Ironisnya partisipasi masyarakat justru semakin menurun dari pemilu sebelumnya. Berdasarkan data yang bersumber dari Lingkaran Survey Indonesia, partisipasi politik pada pemilu 1999 mencapai 90%, pemilu 2004 mencapai 80%, dan menurun menjadi 70% pada pemilu 2009 lalu. Memang ini terjadi dikarenakan ada sebab yang mendukung, pertama karena kepercayaan masyarakat sendiri kepada partai - partai politik yang ada sudah hilang. Kedua, karena beberapa oknum dari pejabat yang dipilih dari proses politik banyak yang terkena kasus korupsi, bahkan hingga berkaitan dengan nilai moralitas. Menonton film porno ketika sidang paripurna atau berperan dalam video asusila dengan “perempuan simpanan” misalnya. Ketiga, karena kurangnya pengetahuan masyarakat tentang proses politik yang ada, misalnya dampak money politik.

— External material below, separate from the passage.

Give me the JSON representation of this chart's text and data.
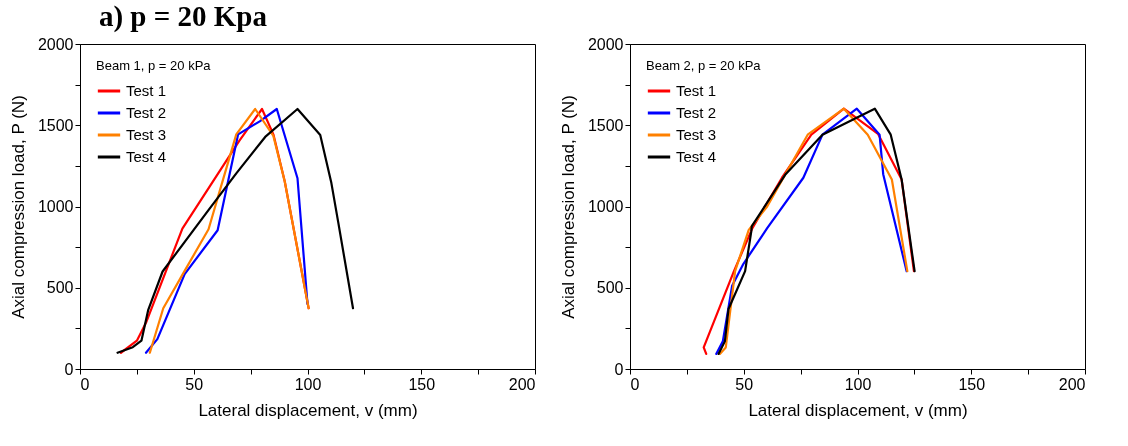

Menjelang pemilu 2014 ini, perkembangan dunia perpolitikan kita yang semakin carut marut membuat mindset masyarakat utamanya dari kalangan kaum muda terhadap politik jadi semakin acuh. Hal ini tentu dapat meningkatkan tingkat golput bagi para pemilih pemula pada pemilu 2014 mendatang.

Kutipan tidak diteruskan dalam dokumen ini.